Il risultato delle nostre politiche è che la Fortezza Europa preferisce spendere più nei respingimenti che nell’accoglienza.
In questo modo insieme ai migranti annega anche la nostra pietas.
Secondo i calcoli dello United for Intercultural Action (network europeo contro il nazionalismo, il razzismo e il fascismo con sede ad Amsterdam) negli ultimi 15 anni sono annegati nel Mediterraneo 34.361 migranti (il dato è per difetto), mentre per l’Unhcr (l’Agenzia delle Nazioni Unite per i rifugiati) per ogni morto in mare ce ne sono due nel deserto.

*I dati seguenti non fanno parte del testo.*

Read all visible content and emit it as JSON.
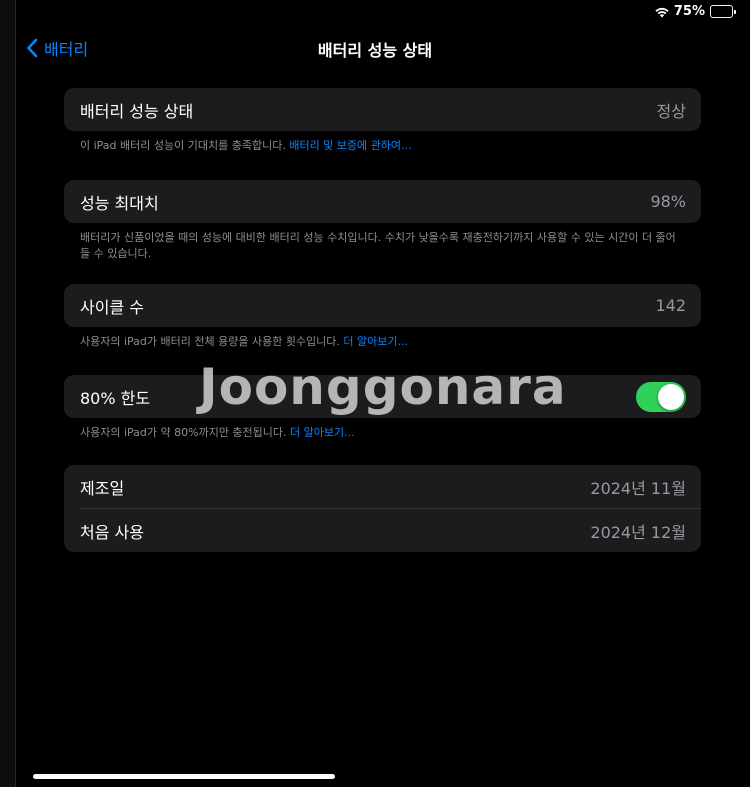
{
  "status_bar": {
    "battery_percent": "75%",
    "battery_level": 0.75
  },
  "nav": {
    "back_label": "배터리",
    "title": "배터리 성능 상태"
  },
  "health": {
    "label": "배터리 성능 상태",
    "value": "정상",
    "footnote": "이 iPad 배터리 성능이 기대치를 충족합니다.",
    "footnote_link": "배터리 및 보증에 관하여..."
  },
  "max_capacity": {
    "label": "성능 최대치",
    "value": "98%",
    "footnote": "배터리가 신품이었을 때의 성능에 대비한 배터리 성능 수치입니다. 수치가 낮을수록 재충전하기까지 사용할 수 있는 시간이 더 줄어들 수 있습니다."
  },
  "cycle_count": {
    "label": "사이클 수",
    "value": "142",
    "footnote": "사용자의 iPad가 배터리 전체 용량을 사용한 횟수입니다.",
    "footnote_link": "더 알아보기..."
  },
  "limit_80": {
    "label": "80% 한도",
    "enabled": true,
    "toggle_color": "#30d158",
    "footnote": "사용자의 iPad가 약 80%까지만 충전됩니다.",
    "footnote_link": "더 알아보기..."
  },
  "dates": {
    "manufacture_label": "제조일",
    "manufacture_value": "2024년 11월",
    "first_use_label": "처음 사용",
    "first_use_value": "2024년 12월"
  },
  "watermark": "Joonggonara",
  "colors": {
    "accent": "#0a84ff",
    "background": "#000000",
    "group_background": "#1c1c1e"
  }
}
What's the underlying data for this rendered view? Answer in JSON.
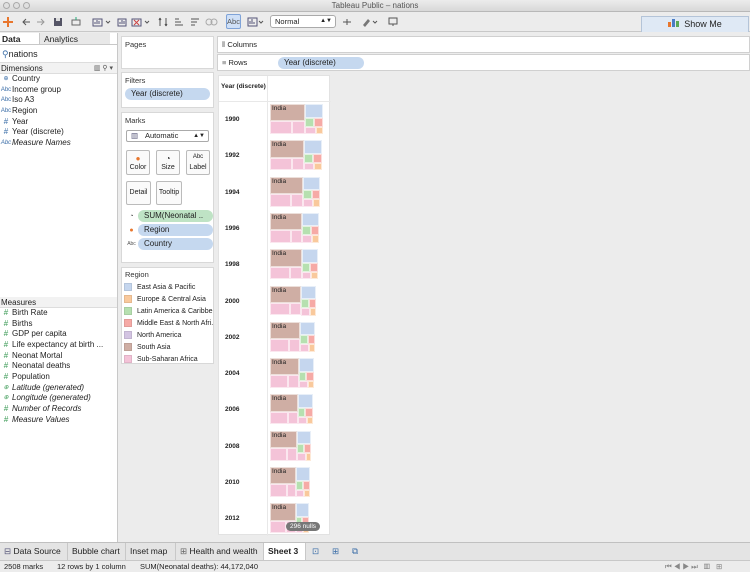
{
  "window": {
    "title": "Tableau Public – nations"
  },
  "toolbar": {
    "view_size": "Normal",
    "show_me": "Show Me",
    "label_toggle": "Abc"
  },
  "left_panel": {
    "tabs": [
      {
        "label": "Data"
      },
      {
        "label": "Analytics"
      }
    ],
    "datasource": "nations",
    "dimensions_header": "Dimensions",
    "dimensions": [
      {
        "label": "Country",
        "icon": "globe-icon"
      },
      {
        "label": "Income group",
        "icon": "abc-icon"
      },
      {
        "label": "Iso A3",
        "icon": "abc-icon"
      },
      {
        "label": "Region",
        "icon": "abc-icon"
      },
      {
        "label": "Year",
        "icon": "hash-icon"
      },
      {
        "label": "Year (discrete)",
        "icon": "hash-icon"
      },
      {
        "label": "Measure Names",
        "icon": "abc-icon"
      }
    ],
    "measures_header": "Measures",
    "measures": [
      {
        "label": "Birth Rate",
        "icon": "hash-icon"
      },
      {
        "label": "Births",
        "icon": "hash-icon"
      },
      {
        "label": "GDP per capita",
        "icon": "hash-icon"
      },
      {
        "label": "Life expectancy at birth ...",
        "icon": "hash-icon"
      },
      {
        "label": "Neonat Mortal",
        "icon": "hash-icon"
      },
      {
        "label": "Neonatal deaths",
        "icon": "hash-icon"
      },
      {
        "label": "Population",
        "icon": "hash-icon"
      },
      {
        "label": "Latitude (generated)",
        "icon": "globe-icon"
      },
      {
        "label": "Longitude (generated)",
        "icon": "globe-icon"
      },
      {
        "label": "Number of Records",
        "icon": "hash-icon"
      },
      {
        "label": "Measure Values",
        "icon": "hash-icon"
      }
    ]
  },
  "cards": {
    "pages": "Pages",
    "filters": "Filters",
    "filter_pill": "Year (discrete)",
    "marks": "Marks",
    "mark_type": "Automatic",
    "color": "Color",
    "size": "Size",
    "label": "Label",
    "detail": "Detail",
    "tooltip": "Tooltip",
    "mark_fields": [
      {
        "label": "SUM(Neonatal ..",
        "kind": "size"
      },
      {
        "label": "Region",
        "kind": "color"
      },
      {
        "label": "Country",
        "kind": "label"
      }
    ],
    "legend_title": "Region",
    "legend": [
      {
        "label": "East Asia & Pacific",
        "color": "#c5d6ee"
      },
      {
        "label": "Europe & Central Asia",
        "color": "#f9c99c"
      },
      {
        "label": "Latin America & Caribbe..",
        "color": "#b6e0b0"
      },
      {
        "label": "Middle East & North Afri..",
        "color": "#f6aaa6"
      },
      {
        "label": "North America",
        "color": "#d3c4e2"
      },
      {
        "label": "South Asia",
        "color": "#cfaea4"
      },
      {
        "label": "Sub-Saharan Africa",
        "color": "#f4c3d8"
      }
    ]
  },
  "shelves": {
    "columns": "Columns",
    "rows": "Rows",
    "rows_pill": "Year (discrete)"
  },
  "chart_data": {
    "type": "table",
    "header": "Year (discrete)",
    "rows": [
      "1990",
      "1992",
      "1994",
      "1996",
      "1998",
      "2000",
      "2002",
      "2004",
      "2006",
      "2008",
      "2010",
      "2012"
    ],
    "label": "India",
    "nulls_badge": "296 nulls"
  },
  "bottom_tabs": [
    {
      "label": "Data Source"
    },
    {
      "label": "Bubble chart"
    },
    {
      "label": "Inset map"
    },
    {
      "label": "Health and wealth"
    },
    {
      "label": "Sheet 3"
    }
  ],
  "status": {
    "marks": "2508 marks",
    "dims": "12 rows by 1 column",
    "sum": "SUM(Neonatal deaths): 44,172,040"
  }
}
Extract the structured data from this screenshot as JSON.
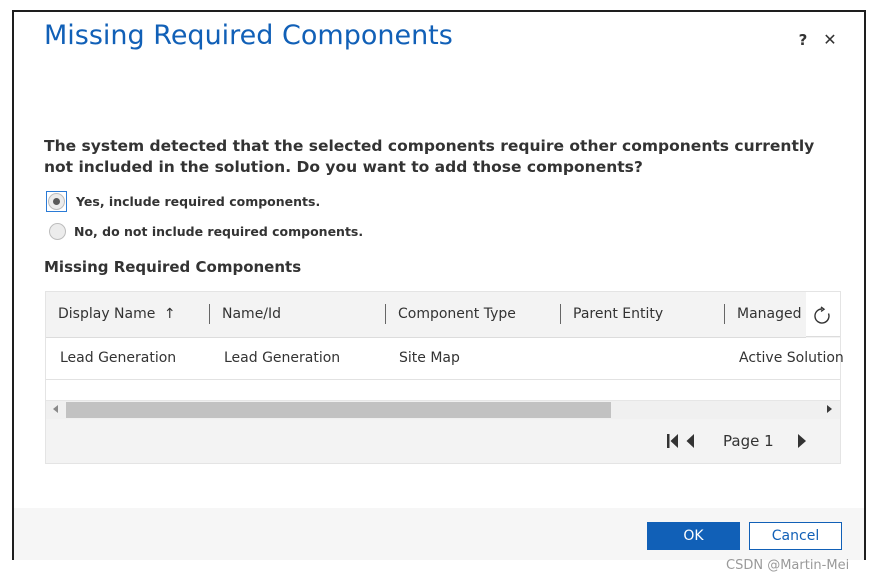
{
  "dialog": {
    "title": "Missing Required Components",
    "help_label": "?",
    "close_label": "✕"
  },
  "prompt": {
    "question": "The system detected that the selected components require other components currently not included in the solution. Do you want to add those components?"
  },
  "options": [
    {
      "label": "Yes, include required components.",
      "selected": true
    },
    {
      "label": "No, do not include required components.",
      "selected": false
    }
  ],
  "section": {
    "title": "Missing Required Components"
  },
  "grid": {
    "columns": [
      {
        "label": "Display Name",
        "sort": "ascending"
      },
      {
        "label": "Name/Id"
      },
      {
        "label": "Component Type"
      },
      {
        "label": "Parent Entity"
      },
      {
        "label": "Managed"
      }
    ],
    "sort_icon": "↑",
    "rows": [
      {
        "display_name": "Lead Generation",
        "name_id": "Lead Generation",
        "component_type": "Site Map",
        "parent_entity": "",
        "managed": "Active Solution"
      }
    ],
    "pager": {
      "page_label": "Page 1"
    },
    "icons": {
      "refresh": "refresh-icon",
      "first_page": "first-page-icon",
      "next_page": "next-page-icon"
    }
  },
  "footer": {
    "ok_label": "OK",
    "cancel_label": "Cancel"
  },
  "colors": {
    "accent": "#1160b7",
    "text": "#333333"
  },
  "watermark": "CSDN @Martin-Mei"
}
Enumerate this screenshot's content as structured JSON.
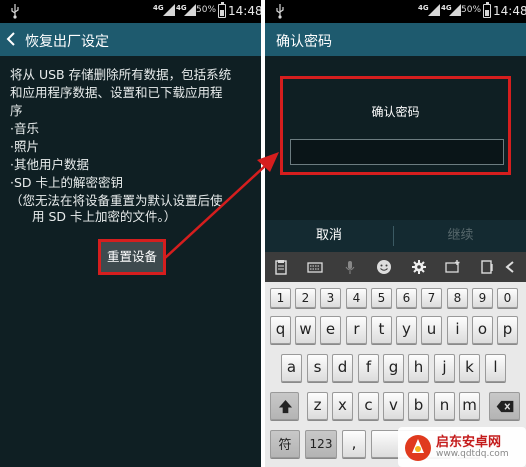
{
  "left_screen": {
    "status": {
      "network": "4G",
      "network2": "4G",
      "battery": "50%",
      "time": "14:48",
      "battery_level": 0.5
    },
    "title": "恢复出厂设定",
    "body": {
      "lines": [
        "将从 USB 存储删除所有数据，包括系统",
        "和应用程序数据、设置和已下载应用程",
        "序",
        "·音乐",
        "·照片",
        "·其他用户数据",
        "·SD 卡上的解密密钥",
        "（您无法在将设备重置为默认设置后使",
        "用 SD 卡上加密的文件。）"
      ]
    },
    "reset_button": "重置设备"
  },
  "right_screen": {
    "status": {
      "network": "4G",
      "network2": "4G",
      "battery": "50%",
      "time": "14:48",
      "battery_level": 0.5
    },
    "title": "确认密码",
    "confirm_label": "确认密码",
    "password_value": "",
    "cancel_label": "取消",
    "continue_label": "继续",
    "keyboard": {
      "toolbar_icons": [
        "clipboard-icon",
        "keyboard-icon",
        "microphone-icon",
        "emoji-icon",
        "settings-icon",
        "keyboard-layout-icon",
        "handwriting-icon",
        "collapse-icon"
      ],
      "number_row": [
        "1",
        "2",
        "3",
        "4",
        "5",
        "6",
        "7",
        "8",
        "9",
        "0"
      ],
      "row1": [
        "q",
        "w",
        "e",
        "r",
        "t",
        "y",
        "u",
        "i",
        "o",
        "p"
      ],
      "row2": [
        "a",
        "s",
        "d",
        "f",
        "g",
        "h",
        "j",
        "k",
        "l"
      ],
      "row3": [
        "z",
        "x",
        "c",
        "v",
        "b",
        "n",
        "m"
      ],
      "bottom": {
        "symbols": "符",
        "numbers": "123",
        "comma": ",",
        "period": "."
      }
    }
  },
  "watermark": {
    "title": "启东安卓网",
    "url": "www.qdtdq.com"
  },
  "colors": {
    "action_bar": "#1e5a6e",
    "highlight": "#d51e1e",
    "background": "#0f1f23"
  }
}
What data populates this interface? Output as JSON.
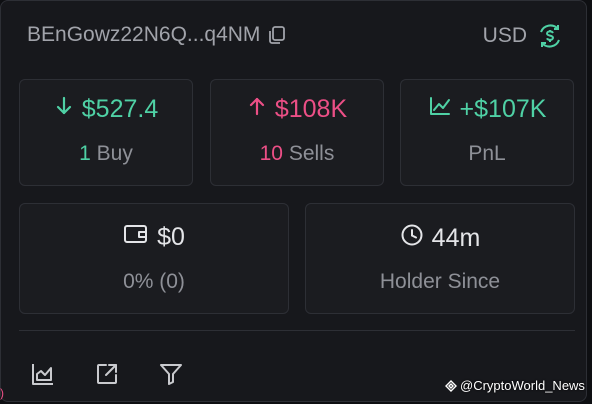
{
  "header": {
    "address": "BEnGowz22N6Q...q4NM",
    "currency": "USD"
  },
  "stats": {
    "buy": {
      "amount": "$527.4",
      "count": "1",
      "label": "Buy"
    },
    "sell": {
      "amount": "$108K",
      "count": "10",
      "label": "Sells"
    },
    "pnl": {
      "amount": "+$107K",
      "label": "PnL"
    },
    "balance": {
      "amount": "$0",
      "sub": "0% (0)"
    },
    "holder": {
      "amount": "44m",
      "label": "Holder Since"
    }
  },
  "footer": {
    "icons": [
      "chart-icon",
      "external-link-icon",
      "filter-icon"
    ]
  },
  "watermark": "@CryptoWorld_News",
  "colors": {
    "positive": "#4fd1a5",
    "negative": "#ec4f86",
    "muted": "#8e9097",
    "text": "#e4e5e8"
  }
}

Mi ha molto colpito ciò che Ytzhak Laor, scrittore ebreo israeliano, afferma in un’intervista contenuta nel libro di Michele Giorgio e Chiara Cruciati, Israele, mito e realtà (ed. Alegre 2018). Dopo essersi domandato come mai l’Europa avesse sentito l’esigenza, a partire dagli anni ’90, di commemorare con una giornata l’Olocausto, risponde: «[…] negli anni ’90 al progetto ideale della sinistra si è sostituito l’approccio liberale […]. Una visione largamente accettata ma che ha generato un vuoto intellettuale e morale. La cultura e la memoria dell’Olocausto hanno contribuito a riempire quel vuoto, diventando un nuovo orizzonte di riferimento. Morte le ideologie gli europei avevano bisogno di un solido pilastro al quale aggrapparsi e lo hanno trovato nell’Olocausto. Si sono proiettati nel passato pensando: io in quegli anni sarei stato antinazista, avrei salvato gli ebrei».
In questa sorte di retrotopia i ruoli di vittime e carnefici sono chiari a tutti. Alla St. Louis avremmo aperto i porti.
Allora fra quanti decenni, ammesso che troveremo un barlume di lucidità in tanto furore, chi verrà dopo di noi dirà: «alle migliaia di donne e bambini e uomini che fuggivano da fame e violenze o che comunque erano in cerca di un vivere migliore io avrei dato approdo»?
E nel frattempo quante altre speranze, e di chi, non troveranno un porto ad accoglierle?